This is going to be a terribly cliché and ironically hypocritical post. Bear with me.
I appreciate special interest groups. They bring awareness and discussion. This is good. I also appreciate the labels of “tree-huggers”, “hippies”, “upstarts”, etc. These people have a vision and are often seen in the midst of that vision.
If I may, my generation of young people have a strange and ludicrous habit: we are often the first to criticize. We will criticize our government, our teachers, our school, our parents, rules, society, other beliefs and practices, and “other” people (like the “upstarts” for example). Why are we so critical? Are we the product of the society in which we live? If so, is our society itself critical?
In my history classes, I’ve learned how the media (in particular, newspapers and journalists) were crucial to societal change. Consider Upton Sinclair‘s The Jungle, or the exploits of the infamous Nellie Bly. Without these “upstarts” meat practices and psych ward care would be non-existent.
However, there has been a dark side to this change. During elections in the earlier part of this century, newspapers were famous for “muckraking”, a not-so-pleasant exposé of the individual candidates.
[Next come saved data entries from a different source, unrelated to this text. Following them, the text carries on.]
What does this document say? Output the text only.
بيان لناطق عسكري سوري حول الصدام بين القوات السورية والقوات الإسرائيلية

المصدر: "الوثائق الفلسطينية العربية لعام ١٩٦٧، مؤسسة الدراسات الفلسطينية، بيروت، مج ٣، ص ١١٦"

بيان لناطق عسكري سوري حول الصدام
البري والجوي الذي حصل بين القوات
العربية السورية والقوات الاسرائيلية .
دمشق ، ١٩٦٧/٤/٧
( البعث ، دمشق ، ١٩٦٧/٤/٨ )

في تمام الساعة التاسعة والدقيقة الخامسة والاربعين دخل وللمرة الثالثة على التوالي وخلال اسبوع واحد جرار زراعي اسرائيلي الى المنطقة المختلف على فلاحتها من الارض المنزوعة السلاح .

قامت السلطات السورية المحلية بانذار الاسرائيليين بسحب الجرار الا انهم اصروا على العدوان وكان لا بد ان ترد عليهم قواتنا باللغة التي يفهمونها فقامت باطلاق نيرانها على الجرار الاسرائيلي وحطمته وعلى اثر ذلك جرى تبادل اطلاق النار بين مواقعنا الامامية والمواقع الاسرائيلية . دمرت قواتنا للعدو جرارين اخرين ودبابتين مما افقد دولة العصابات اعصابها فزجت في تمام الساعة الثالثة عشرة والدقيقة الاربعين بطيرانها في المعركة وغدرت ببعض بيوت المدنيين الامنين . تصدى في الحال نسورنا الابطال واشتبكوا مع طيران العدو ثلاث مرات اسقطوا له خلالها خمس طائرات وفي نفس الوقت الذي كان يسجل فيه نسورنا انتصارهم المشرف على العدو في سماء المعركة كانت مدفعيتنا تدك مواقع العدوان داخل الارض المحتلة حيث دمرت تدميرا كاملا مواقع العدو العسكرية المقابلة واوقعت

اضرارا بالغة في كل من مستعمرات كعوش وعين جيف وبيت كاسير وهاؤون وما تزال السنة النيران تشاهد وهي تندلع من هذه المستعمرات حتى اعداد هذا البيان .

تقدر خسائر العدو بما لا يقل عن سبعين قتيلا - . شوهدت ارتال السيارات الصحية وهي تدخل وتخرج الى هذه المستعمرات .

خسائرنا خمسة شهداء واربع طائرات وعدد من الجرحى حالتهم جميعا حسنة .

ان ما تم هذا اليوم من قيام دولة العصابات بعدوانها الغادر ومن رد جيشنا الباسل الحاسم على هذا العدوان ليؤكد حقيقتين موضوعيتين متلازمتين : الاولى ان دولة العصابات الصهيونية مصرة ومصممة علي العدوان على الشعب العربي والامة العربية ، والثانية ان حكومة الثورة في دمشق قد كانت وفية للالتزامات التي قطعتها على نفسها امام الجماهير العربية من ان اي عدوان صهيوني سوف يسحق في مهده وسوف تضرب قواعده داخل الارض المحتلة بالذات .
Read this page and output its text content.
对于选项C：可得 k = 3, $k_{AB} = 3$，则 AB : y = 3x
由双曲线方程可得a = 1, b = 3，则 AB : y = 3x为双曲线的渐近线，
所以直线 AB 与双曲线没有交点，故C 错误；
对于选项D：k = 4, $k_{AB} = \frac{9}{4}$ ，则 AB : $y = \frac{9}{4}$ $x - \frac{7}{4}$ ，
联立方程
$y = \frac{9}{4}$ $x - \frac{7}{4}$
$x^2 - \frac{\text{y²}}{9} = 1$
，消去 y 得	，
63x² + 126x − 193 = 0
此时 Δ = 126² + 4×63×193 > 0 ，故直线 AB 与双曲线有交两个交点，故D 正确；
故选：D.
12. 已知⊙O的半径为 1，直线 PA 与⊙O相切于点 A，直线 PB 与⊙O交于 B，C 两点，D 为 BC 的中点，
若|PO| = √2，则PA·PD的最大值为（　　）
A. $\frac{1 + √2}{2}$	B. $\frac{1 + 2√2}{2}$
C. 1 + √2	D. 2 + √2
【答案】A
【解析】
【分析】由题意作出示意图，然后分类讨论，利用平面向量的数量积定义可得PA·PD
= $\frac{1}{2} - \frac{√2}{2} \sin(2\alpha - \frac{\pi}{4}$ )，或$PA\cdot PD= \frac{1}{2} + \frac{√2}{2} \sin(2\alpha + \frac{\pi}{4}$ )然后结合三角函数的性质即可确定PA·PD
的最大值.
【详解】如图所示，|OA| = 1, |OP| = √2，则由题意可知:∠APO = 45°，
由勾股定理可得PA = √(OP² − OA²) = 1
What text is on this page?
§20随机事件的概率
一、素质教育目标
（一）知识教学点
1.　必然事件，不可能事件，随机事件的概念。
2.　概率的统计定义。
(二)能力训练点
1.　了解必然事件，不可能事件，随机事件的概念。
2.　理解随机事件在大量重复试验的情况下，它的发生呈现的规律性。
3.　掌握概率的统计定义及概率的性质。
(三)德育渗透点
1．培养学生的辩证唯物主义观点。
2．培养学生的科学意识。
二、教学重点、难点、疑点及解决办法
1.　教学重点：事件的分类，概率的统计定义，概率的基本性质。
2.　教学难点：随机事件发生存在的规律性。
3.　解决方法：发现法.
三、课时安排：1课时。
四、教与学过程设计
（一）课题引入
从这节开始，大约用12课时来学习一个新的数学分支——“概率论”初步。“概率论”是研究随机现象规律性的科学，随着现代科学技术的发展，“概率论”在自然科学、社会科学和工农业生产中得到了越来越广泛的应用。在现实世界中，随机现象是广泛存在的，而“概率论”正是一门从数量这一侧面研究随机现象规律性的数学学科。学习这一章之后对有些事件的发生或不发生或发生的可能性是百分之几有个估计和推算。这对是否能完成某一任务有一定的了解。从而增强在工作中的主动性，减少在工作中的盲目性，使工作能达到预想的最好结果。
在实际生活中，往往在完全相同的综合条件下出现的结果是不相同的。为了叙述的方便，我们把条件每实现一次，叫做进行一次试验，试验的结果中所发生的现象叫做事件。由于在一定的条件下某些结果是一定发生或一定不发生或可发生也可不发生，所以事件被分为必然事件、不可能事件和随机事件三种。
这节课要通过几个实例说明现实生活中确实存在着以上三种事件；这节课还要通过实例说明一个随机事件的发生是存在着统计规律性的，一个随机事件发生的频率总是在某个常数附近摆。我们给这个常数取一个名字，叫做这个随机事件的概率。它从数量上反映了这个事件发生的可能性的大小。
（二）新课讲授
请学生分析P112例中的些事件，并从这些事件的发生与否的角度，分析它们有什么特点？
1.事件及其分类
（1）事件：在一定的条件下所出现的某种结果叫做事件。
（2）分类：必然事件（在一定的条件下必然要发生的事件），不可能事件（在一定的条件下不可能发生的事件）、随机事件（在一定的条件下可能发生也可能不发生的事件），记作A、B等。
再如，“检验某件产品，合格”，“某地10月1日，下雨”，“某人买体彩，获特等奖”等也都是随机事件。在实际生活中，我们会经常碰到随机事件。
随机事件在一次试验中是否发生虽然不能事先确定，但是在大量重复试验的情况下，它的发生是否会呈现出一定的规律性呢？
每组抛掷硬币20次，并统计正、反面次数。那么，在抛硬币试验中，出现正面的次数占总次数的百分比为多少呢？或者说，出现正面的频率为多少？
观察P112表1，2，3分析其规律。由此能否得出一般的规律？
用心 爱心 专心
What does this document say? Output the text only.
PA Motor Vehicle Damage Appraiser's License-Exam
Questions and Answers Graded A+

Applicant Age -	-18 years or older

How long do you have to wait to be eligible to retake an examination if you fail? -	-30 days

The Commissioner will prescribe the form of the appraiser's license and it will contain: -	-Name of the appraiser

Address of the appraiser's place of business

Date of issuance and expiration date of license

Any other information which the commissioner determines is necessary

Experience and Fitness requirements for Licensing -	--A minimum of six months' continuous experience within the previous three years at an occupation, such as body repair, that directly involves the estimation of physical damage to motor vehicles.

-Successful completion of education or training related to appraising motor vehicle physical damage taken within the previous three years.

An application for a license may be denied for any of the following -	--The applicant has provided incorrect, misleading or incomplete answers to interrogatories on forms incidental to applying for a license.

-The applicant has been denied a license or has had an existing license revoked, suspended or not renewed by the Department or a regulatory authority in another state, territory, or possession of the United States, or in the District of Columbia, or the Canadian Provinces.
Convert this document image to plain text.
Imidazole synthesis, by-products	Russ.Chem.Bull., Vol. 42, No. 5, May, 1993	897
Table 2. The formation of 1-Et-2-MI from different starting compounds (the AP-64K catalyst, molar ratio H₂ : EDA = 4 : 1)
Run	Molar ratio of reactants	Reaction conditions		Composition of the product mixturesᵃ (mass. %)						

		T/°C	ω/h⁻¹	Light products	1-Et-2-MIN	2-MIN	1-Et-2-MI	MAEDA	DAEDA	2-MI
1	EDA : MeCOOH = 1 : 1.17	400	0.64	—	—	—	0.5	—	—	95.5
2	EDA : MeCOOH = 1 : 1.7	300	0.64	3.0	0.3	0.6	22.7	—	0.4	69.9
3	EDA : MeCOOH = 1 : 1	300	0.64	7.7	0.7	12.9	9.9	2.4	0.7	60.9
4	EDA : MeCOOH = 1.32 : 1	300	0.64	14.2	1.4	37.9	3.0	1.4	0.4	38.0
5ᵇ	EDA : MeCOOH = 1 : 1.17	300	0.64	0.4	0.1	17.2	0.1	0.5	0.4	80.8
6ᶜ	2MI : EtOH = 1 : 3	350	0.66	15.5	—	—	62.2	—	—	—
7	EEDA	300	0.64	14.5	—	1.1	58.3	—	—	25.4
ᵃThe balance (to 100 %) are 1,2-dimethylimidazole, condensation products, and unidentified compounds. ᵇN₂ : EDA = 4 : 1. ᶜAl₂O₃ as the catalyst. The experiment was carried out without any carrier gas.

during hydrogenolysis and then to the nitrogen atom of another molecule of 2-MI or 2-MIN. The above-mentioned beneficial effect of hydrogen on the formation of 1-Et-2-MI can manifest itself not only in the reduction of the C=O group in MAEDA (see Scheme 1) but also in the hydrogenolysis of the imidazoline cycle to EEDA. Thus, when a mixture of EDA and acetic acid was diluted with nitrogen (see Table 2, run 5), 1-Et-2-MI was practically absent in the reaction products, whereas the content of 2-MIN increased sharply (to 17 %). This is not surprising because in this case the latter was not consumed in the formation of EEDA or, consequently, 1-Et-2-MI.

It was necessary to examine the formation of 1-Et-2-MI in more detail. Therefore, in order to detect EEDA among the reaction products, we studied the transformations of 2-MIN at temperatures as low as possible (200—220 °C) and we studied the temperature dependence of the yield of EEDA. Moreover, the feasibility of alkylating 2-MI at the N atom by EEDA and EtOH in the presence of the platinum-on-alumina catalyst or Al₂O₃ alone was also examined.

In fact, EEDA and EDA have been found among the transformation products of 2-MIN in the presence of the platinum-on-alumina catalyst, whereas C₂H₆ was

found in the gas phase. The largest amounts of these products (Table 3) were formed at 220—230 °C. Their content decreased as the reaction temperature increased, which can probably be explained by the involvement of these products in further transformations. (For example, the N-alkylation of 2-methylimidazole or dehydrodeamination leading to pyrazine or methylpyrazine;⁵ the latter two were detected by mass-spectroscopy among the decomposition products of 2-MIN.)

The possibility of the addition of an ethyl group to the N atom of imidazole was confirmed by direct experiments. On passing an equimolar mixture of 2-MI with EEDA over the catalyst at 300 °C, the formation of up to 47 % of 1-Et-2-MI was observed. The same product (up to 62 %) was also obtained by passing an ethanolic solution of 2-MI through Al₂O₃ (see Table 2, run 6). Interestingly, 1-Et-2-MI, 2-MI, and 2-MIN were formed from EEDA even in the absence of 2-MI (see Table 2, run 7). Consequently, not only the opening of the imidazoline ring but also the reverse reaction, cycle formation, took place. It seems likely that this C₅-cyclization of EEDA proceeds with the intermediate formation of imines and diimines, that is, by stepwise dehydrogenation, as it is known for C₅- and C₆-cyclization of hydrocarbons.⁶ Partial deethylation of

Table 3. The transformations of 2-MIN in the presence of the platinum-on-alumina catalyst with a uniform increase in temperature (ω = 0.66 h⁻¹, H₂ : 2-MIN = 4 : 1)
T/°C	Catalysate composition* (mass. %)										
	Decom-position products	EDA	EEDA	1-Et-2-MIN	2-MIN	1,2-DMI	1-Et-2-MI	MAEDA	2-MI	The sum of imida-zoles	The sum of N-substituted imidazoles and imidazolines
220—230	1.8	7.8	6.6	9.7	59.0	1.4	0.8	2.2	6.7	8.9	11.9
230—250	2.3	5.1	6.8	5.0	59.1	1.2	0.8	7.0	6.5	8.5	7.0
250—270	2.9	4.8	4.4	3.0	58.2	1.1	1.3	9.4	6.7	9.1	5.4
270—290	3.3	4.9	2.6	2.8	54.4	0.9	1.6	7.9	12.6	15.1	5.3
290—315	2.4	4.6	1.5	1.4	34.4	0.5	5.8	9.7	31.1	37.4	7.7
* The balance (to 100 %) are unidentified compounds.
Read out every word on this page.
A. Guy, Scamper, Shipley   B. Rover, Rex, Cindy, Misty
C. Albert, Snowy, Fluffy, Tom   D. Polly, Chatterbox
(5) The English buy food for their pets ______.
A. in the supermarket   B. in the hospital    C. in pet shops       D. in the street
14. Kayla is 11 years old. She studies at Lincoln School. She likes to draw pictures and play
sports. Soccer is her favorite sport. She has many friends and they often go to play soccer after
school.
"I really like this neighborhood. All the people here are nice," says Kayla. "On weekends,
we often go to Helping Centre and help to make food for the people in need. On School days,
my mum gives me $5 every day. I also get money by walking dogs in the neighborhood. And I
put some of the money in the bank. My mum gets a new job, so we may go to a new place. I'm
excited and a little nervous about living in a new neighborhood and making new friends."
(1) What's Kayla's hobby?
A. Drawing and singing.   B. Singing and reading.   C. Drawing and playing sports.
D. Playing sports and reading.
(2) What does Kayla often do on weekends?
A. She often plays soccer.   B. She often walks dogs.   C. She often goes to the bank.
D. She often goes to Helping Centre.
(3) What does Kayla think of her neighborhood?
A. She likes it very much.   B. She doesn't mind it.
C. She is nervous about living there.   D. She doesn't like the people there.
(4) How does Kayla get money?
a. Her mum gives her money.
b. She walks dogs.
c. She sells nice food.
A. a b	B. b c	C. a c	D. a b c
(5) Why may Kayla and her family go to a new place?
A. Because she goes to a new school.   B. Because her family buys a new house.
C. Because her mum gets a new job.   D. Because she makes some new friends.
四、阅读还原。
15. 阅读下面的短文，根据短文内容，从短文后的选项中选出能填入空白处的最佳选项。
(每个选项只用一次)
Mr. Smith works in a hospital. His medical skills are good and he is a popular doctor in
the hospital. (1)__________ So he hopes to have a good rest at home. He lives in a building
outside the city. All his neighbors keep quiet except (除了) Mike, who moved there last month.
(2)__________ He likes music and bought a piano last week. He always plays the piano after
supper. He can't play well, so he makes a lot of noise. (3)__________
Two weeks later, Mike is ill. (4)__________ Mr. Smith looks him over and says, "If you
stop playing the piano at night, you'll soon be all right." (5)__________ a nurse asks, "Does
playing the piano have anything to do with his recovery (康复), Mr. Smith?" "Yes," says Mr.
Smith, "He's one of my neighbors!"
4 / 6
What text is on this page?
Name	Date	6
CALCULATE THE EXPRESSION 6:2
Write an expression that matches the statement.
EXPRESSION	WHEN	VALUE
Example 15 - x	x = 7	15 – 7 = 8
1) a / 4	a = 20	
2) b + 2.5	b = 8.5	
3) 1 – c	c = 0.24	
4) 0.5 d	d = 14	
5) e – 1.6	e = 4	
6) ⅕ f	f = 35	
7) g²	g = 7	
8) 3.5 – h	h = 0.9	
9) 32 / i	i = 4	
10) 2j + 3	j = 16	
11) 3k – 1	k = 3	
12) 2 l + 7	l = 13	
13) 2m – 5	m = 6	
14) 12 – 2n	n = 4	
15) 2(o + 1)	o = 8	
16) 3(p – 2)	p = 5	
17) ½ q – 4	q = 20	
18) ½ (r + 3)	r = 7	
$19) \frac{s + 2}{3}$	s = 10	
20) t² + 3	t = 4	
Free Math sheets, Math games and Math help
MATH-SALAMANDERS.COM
Finally, in the newer era, I wonder, Dear Reader, did any notice how quickly the oil spill coverage disappeared into thin air? What was termed “the worst spill” suddenly no longer existed. Why? Was it because the companies and governments were making progress in cleaning the spill up?
As my journalism prof says, “Trouble is interesting”. He’s right. This is the sole reason behind knowing all the bad things that happen in this world: someone has seen it and written a story.
What about good things? What about troubled youth who have turned around to graduate from high school and college? What about groups like Habitat for Humanity and the number of houses they built this last year? What about people who have been “saved” from starvation in Africa because of the kindness of others through donations? Where are these stories?
Perhaps my problem is that I am a product of my generation. Here I sit, in front of my computer, knowing I am among 1% in the world to even own a laptop, and writing criticism. How easy it is for the mighty to look down on the weak.
Maybe, with the “weak” in mind, I will remember to stick up for the little people. The people who work behind the scenes to get things done that no one ever thanks them for. Those are the stories I want to see in a paper. Those are the stories I want to read.